When I was exploring options to fill the time I once spent with my growing-up grandchildren, a tune popped into my head. I haven’t thought about the song even one time since it was recorded in the 50’s, but it provided a key, an answer to my questions.
Sing along with me:
“We be-long to a mu-tu-al ad-mir-a-tion so-ci-e-ty”
I had begun my search for answers with a typical left-brained approach: make lists of things to do.
I did that – in fact, I made two lists: one of pleasurable projects and one of tasks I would rather put off:
List #1: Projects for Fun or Entertainment:
- Cross Stitch
- Knitting
- Read Fiction
- Finish Abe Lincoln Biography
- Finish AI book
- Watercolor
- Quilting
List #2: Unavoidable Tasks:
- Polish silver
- Make window shade
- Organize and cull photographs
- Clean house (an on-going task)
- Organize and cull closets
I began, of course with the first list. I am in the middle of a difficult cross stitch and have completed ½ of a knitted shawl. I’ve finished two Anne Tyler books and am slowly plowing through Abe Lincoln and Artificial Intelligence. I’m reading a book on watercolor and have made a few preliminary sketches. (I have not, of course, tackled list 2)
My time filled up nicely.
But I was still empty.
My left-brain solution didn’t work, so I allowed my right brain to get it on the problem.

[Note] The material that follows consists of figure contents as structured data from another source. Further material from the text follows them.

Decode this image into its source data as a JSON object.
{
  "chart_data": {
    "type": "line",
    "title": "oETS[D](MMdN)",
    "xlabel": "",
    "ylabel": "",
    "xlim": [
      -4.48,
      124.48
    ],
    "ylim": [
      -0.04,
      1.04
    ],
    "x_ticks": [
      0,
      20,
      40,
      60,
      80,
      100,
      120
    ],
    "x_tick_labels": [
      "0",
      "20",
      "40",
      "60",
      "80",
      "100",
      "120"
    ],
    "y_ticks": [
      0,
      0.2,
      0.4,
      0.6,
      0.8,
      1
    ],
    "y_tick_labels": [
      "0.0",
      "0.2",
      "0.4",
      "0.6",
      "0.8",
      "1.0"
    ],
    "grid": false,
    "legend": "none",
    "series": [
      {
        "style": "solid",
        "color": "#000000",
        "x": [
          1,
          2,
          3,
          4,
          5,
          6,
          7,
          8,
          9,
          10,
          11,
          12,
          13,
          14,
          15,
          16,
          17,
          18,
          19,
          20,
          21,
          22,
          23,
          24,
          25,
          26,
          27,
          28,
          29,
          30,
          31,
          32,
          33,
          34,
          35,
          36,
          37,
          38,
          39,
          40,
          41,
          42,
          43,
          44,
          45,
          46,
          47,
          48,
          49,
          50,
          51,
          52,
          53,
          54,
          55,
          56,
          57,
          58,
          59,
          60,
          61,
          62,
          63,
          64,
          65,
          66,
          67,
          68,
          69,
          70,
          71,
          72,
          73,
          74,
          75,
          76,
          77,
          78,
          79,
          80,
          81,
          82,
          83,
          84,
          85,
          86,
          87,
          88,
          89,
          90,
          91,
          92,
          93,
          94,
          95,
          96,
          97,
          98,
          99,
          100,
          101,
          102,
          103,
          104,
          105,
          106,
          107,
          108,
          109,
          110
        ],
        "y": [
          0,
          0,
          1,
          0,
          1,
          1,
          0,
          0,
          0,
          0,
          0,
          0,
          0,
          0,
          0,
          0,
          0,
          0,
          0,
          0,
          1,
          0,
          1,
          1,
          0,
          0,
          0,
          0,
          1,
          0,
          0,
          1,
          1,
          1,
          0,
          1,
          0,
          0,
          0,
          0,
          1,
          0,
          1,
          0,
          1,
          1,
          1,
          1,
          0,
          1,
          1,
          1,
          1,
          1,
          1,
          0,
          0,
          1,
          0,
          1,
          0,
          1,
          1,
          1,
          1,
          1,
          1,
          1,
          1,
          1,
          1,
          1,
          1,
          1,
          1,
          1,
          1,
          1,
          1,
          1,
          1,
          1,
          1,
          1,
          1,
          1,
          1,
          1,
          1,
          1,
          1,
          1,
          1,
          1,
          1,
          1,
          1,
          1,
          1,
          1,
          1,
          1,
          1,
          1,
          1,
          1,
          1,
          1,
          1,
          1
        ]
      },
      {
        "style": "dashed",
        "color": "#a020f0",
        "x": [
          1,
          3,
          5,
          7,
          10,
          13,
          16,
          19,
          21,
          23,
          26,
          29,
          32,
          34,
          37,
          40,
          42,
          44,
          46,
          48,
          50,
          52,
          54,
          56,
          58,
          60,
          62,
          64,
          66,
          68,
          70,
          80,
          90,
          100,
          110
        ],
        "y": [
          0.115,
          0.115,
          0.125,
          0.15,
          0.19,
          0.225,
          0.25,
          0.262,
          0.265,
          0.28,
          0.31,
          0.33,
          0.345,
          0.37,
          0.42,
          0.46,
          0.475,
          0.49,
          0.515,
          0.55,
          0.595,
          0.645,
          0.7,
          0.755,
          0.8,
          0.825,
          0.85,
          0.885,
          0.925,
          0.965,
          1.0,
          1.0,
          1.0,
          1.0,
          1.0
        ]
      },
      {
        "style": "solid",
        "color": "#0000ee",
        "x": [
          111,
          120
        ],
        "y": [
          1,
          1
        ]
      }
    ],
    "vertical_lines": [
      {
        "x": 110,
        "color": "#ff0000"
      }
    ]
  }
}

I’ve been studying the Psalms, and have found that ten of them recount the ancient history of Israel. And, of course, one of the primary celebrations of Judaism, the Passover, focuses on one of the pivotal events in the history, the escape from Egypt. Remembering these events reminds the Jewish people of the Lord’s favor and also has helped them find an identity.
The lesson became clear: our histories, both as a nation (a subject for a future post) and as an individual, can help us find our identities.
And so, I looked back at my own experiences. When did I feel most fulfilled? And what was it about that fulfillment that led me to an identity that I was now missing?
I was fulfilled by my teaching career and by my time with my children, when they were young, and with my grandchildren. I enjoyed the creativity involved, but primarily, the interaction with these young people.
I realized that all of the activities that were filling my time, while enjoyable, were self-centered.
And then, I began humming that tune.
What I need for fulfillment is the opportunity to interact with others, both family members and friends, in a mutual admiration society. To that end, I have joined small groups in my church, have volunteered for a non-profit organization, will attend athletic events of my grandchildren, and will always be available to step in when I am able to help, even small ways.
And, I can use those projects not only to fill in-between time, but to provide for others. My knitting has purpose when I create shawls for people in my church who are suffering; the cross stitch becomes a gift; and, hopefully, the watercolors will adorn walls other than my own. I plan to share wisdom from Abe Lincoln and a review of the Artificial Intelligence book on this blog.
This was an ah-ha moment (or, more accurately, a “duh” moment.) Of course! I need the interactions with other people to replace the interactions with my grandchildren that I have missed.
This is yet another opportunity to recreate myself in retirement.